19 U.S.C. § 1337 makes unlawful the importation of patent infringing articles when “an industry in the United States, relating to the articles protected by the patent . . . exists or is in the process of being established.” According to the Commission, the Initial Determination narrowly constructed the word “articles” to mean only “products or other commodities that are sold in the marketplace.” Under this erroneous construction, Complainant did not meet the domestic industry requirement because Complainant’s experimental PCM non-volatile memory technology was “at most a precursor of what may someday be a prototype,” which was “not a product ready for the marketplace” or “likely ever to be sold as a commercial product.”
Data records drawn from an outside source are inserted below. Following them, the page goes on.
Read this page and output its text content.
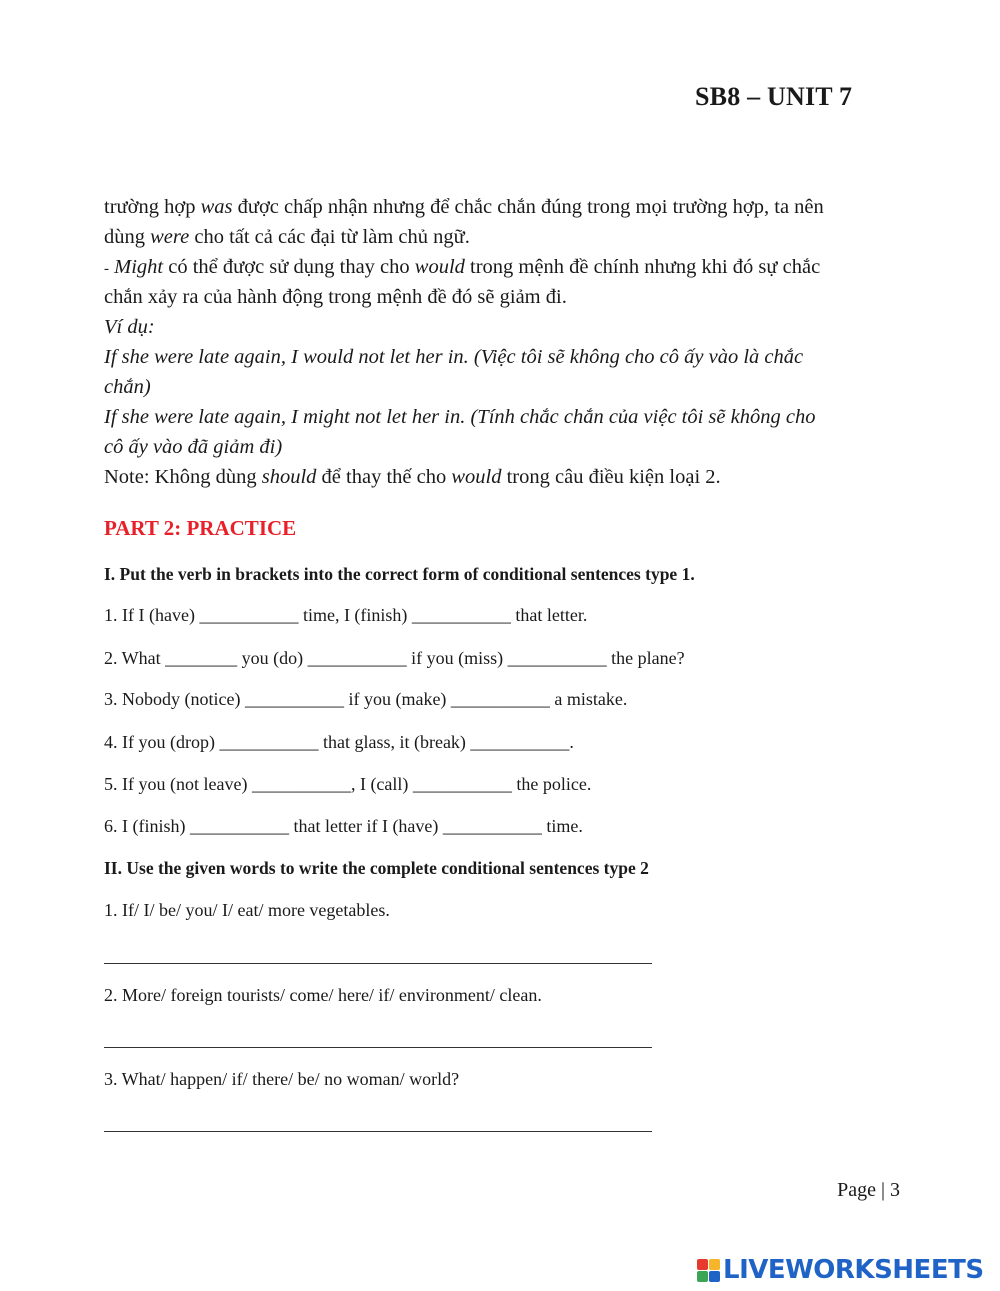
SB8 – UNIT 7
trường hợp was được chấp nhận nhưng để chắc chắn đúng trong mọi trường hợp, ta nên
dùng were cho tất cả các đại từ làm chủ ngữ.
- Might có thể được sử dụng thay cho would trong mệnh đề chính nhưng khi đó sự chắc
chắn xảy ra của hành động trong mệnh đề đó sẽ giảm đi.
Ví dụ:
If she were late again, I would not let her in. (Việc tôi sẽ không cho cô ấy vào là chắc
chắn)
If she were late again, I might not let her in. (Tính chắc chắn của việc tôi sẽ không cho
cô ấy vào đã giảm đi)
Note: Không dùng should để thay thế cho would trong câu điều kiện loại 2.
PART 2: PRACTICE
I. Put the verb in brackets into the correct form of conditional sentences type 1.
1. If I (have) ___________ time, I (finish) ___________ that letter.
2. What ________ you (do) ___________ if you (miss) ___________ the plane?
3. Nobody (notice) ___________ if you (make) ___________ a mistake.
4. If you (drop) ___________ that glass, it (break) ___________.
5. If you (not leave) ___________, I (call) ___________ the police.
6. I (finish) ___________ that letter if I (have) ___________ time.
II. Use the given words to write the complete conditional sentences type 2
1. If/ I/ be/ you/ I/ eat/ more vegetables.
2. More/ foreign tourists/ come/ here/ if/ environment/ clean.
3. What/ happen/ if/ there/ be/ no woman/ world?
Page | 3
LIVEWORKSHEETS
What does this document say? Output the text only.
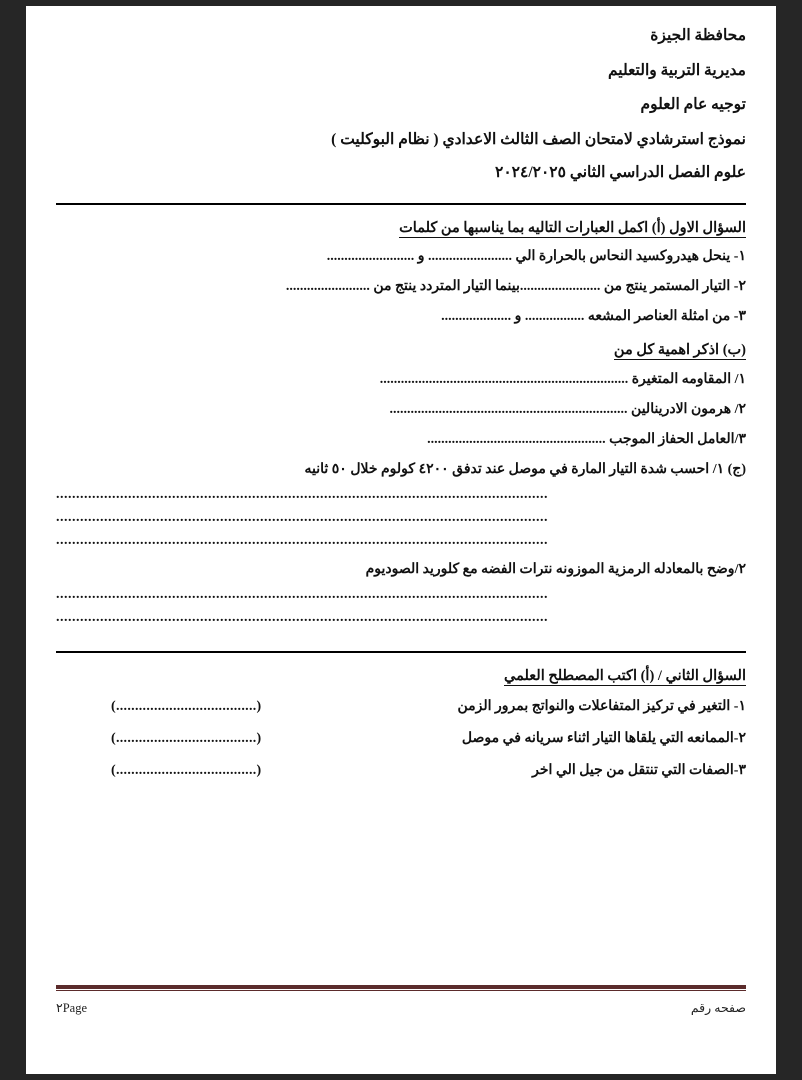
محافظة الجيزة
مديرية التربية والتعليم
توجيه عام العلوم
نموذج استرشادي لامتحان الصف الثالث الاعدادي ( نظام البوكليت )
علوم الفصل الدراسي الثاني ٢٠٢٤/٢٠٢٥
السؤال الاول (أ) اكمل العبارات التاليه بما يناسبها من كلمات
١- ينحل هيدروكسيد النحاس بالحرارة الي ........................ و .........................
٢- التيار المستمر ينتج من .......................بينما التيار المتردد ينتج من ........................
٣- من امثلة العناصر المشعه ................. و ....................
(ب) اذكر اهمية كل من
١/ المقاومه المتغيرة .......................................................................
٢/ هرمون الادرينالين ....................................................................
٣/العامل الحفاز الموجب ...................................................
(ج) ١/ احسب شدة التيار المارة في موصل عند تدفق ٤٢٠٠ كولوم خلال ٥٠ ثانيه
...........................................................................................................................
...........................................................................................................................
...........................................................................................................................
٢/وضح بالمعادله الرمزية الموزونه نترات الفضه مع كلوريد الصوديوم
...........................................................................................................................
...........................................................................................................................
السؤال الثاني / (أ) اكتب المصطلح العلمي
١- التغير في تركيز المتفاعلات والنواتج بمرور الزمن
(.....................................)
٢-الممانعه التي يلقاها التيار اثناء سريانه في موصل
(.....................................)
٣-الصفات التي تنتقل من جيل الي اخر
(.....................................)
صفحه رقم
٢Page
The Commission reversed the ALJ and reasoned, from its own precedent and the legislative history of Section 337, that commercialization was not a prerequisite for domestic industry, and the term “article” was “sufficiently capacious to embrace pre-commercial or non-commercial items.” Accordingly, because Complainant Macronix had made substantial investments in research, development, and engineering of the articles protected by patents, the Commission held that Complainant Macronix had “amply demonstrated its activities and investments . . . towards the establishment of a PCM manufacturing industry in the United States.”
In this opinion the Commission appears to recognize that for some complainants, investments into new technologies, prototypes and other research-related items can embody significant value and can be relevant to establishing a domestic industry in the United States. For respondents it remains important to challenge these types of economic investments to show that the investments were not substantial and not related to articles protected by the relevant patents.